Zemherinin hemen ardından, Şubat ayının ortalarında baharın ucu görünürdü. Karların erimesiyle ilk önce çiğdemler kara topraktan başını uzatır, baharın gelişini müjdelerdi.
İlkokul günlerimde karne tatili de Şubat ayında oluyordu. Tatilde kır bayır dolaşır, sarı çiğdemlerin topraktan çıkışını gözlerdim. Gördüğüm çiğdem oymaklarını yıl boyu hiç unutmazdım. Açık mor renkli olanlarına “öksüz çiğdem” diyorduk, bizim gözümüzde bir değeri yoktu, asıl çiğdem, sarı çiğdemdi.
Çiğdemler çıkınca kızlı erkekli sekiz on çocuk birleşir, çiğdem toplamak için yazıya giderdik. Öncesinde de yabani erik ağaçlarının dallarından iki karış boyunda sivriç yapardık. Erik dalı çok sağlam olurdu. Sivriçlerimizi günler öncesinde hazır ederdik. Bir de en dikenlisinden büyük karaçalı koparırdık.

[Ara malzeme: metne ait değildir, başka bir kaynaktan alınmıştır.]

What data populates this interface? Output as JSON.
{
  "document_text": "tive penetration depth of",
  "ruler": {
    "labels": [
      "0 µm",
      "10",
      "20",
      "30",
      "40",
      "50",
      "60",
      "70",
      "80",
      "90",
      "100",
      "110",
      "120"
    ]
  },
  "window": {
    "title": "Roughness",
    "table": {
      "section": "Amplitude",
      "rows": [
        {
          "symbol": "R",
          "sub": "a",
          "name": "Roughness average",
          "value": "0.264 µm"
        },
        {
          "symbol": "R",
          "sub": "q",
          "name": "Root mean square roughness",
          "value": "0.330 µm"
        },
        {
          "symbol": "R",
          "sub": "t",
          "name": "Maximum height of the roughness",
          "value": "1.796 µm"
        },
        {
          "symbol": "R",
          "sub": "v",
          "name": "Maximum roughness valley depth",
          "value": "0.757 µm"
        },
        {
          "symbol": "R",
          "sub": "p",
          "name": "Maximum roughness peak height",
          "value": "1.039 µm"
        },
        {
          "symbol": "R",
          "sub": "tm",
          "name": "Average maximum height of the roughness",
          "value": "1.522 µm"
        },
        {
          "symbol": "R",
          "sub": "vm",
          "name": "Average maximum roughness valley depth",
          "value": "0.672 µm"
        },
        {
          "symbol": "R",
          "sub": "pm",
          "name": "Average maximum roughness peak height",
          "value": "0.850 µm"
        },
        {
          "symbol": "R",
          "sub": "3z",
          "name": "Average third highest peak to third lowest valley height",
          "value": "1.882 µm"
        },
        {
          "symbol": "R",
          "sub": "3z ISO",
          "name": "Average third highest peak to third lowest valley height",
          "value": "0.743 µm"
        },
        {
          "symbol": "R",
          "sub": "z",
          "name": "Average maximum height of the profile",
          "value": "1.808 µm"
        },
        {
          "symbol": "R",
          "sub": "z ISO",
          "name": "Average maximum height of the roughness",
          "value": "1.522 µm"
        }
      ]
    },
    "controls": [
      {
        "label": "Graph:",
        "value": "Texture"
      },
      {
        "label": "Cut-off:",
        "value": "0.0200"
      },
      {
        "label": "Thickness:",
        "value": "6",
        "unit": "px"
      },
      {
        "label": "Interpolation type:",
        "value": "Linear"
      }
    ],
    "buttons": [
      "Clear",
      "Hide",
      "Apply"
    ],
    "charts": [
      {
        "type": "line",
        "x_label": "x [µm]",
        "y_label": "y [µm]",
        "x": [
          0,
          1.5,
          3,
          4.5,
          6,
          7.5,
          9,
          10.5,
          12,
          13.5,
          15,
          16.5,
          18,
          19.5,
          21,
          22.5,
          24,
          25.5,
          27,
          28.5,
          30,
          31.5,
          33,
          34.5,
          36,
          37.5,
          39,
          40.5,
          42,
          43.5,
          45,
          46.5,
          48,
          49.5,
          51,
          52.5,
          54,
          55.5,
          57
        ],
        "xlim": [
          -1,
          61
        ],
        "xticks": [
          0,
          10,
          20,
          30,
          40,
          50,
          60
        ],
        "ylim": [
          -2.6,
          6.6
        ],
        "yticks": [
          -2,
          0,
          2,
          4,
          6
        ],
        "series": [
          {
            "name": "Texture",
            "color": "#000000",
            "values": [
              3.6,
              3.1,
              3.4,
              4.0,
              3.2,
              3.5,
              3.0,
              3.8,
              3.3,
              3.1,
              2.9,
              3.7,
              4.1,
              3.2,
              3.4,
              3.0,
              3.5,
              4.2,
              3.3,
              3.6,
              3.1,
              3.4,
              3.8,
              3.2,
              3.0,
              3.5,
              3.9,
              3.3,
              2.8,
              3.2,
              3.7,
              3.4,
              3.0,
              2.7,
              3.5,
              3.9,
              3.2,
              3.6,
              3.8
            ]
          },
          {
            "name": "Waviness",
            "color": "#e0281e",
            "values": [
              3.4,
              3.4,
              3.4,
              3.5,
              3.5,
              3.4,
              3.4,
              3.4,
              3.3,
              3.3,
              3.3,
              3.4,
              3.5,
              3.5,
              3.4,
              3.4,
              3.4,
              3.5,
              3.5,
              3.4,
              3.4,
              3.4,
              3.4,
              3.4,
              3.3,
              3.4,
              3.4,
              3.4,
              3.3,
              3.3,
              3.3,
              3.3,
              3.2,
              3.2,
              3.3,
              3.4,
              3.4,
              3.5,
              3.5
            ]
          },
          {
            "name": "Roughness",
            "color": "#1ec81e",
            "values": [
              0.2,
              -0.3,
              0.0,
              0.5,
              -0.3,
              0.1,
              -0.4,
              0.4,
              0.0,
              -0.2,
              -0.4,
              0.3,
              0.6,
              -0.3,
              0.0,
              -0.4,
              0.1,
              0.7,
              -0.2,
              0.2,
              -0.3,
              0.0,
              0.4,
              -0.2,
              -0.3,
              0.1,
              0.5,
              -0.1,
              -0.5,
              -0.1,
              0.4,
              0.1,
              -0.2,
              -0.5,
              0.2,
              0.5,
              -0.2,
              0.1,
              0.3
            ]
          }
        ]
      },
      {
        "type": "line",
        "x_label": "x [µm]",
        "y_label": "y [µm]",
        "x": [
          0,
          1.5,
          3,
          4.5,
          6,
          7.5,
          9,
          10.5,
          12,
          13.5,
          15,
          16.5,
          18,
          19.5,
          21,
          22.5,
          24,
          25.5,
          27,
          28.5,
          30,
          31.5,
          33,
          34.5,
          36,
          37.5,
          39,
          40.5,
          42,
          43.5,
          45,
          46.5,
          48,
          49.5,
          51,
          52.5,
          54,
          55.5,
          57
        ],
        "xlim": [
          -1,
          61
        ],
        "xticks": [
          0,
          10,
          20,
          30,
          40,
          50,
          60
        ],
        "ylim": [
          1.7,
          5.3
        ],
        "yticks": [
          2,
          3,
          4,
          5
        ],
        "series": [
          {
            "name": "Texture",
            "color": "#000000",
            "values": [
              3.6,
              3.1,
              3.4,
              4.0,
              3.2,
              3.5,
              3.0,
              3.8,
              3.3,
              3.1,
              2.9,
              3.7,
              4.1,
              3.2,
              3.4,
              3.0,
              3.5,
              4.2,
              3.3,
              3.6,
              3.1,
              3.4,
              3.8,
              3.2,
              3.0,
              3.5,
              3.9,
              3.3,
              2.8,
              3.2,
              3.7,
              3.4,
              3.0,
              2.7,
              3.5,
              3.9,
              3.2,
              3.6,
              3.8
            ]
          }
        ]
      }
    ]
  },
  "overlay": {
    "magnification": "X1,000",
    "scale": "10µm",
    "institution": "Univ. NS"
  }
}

Çiğdemlik yazısına gidene kadar hoplaya zıplaya oynardık. Sarı çiğdemleri, sivricimizi birkaç santim uzağından toprağa sapladığımız gibi yumrulu kökleriyle beraber çıkarırdık. Köklerindeki toprağı elimizle ufalayarak temizlerdik.
Topladığımız çiğdemlerin köklerini, karaçalının dikenlerine batırırdık; çalı adeta çiğdem tarlasına dönüşürdü. Sonra da ellerimizde çalılar:
“ Çiğdem çiğdem çiçecik
Emmimoğlu küçecik
Yağ verenin oğlu olsun
Bulgur verenin kızı olsun
Hiç vermeyen çatlasın ölsün”
diye mani söyleyerek köydeki evlerin tamamının kapısını tek tek çalardık.
Genellikle hiçbir kapıdan boş dönüşmezdi. Çocuksuz gelinler, oğulsuz analar başta olmak üzere herkes bize bulgur, yağ, et ve salça verirdi.
Aramızdan birinin annesi de dışarıda ocak yakıp bulgur pilavı pişirirdi. Pişmek üzereyken topladığımız çiğdemlerin kök ve çiçeklerini pilava katardık. Pilavımızı oradan gelip geçenlere ikram eder, iştahla yediklerini görünce de anlamsızca gülerdik. Çocukluk işte, ne yapsak ne duysak her şeye hep gülerdik.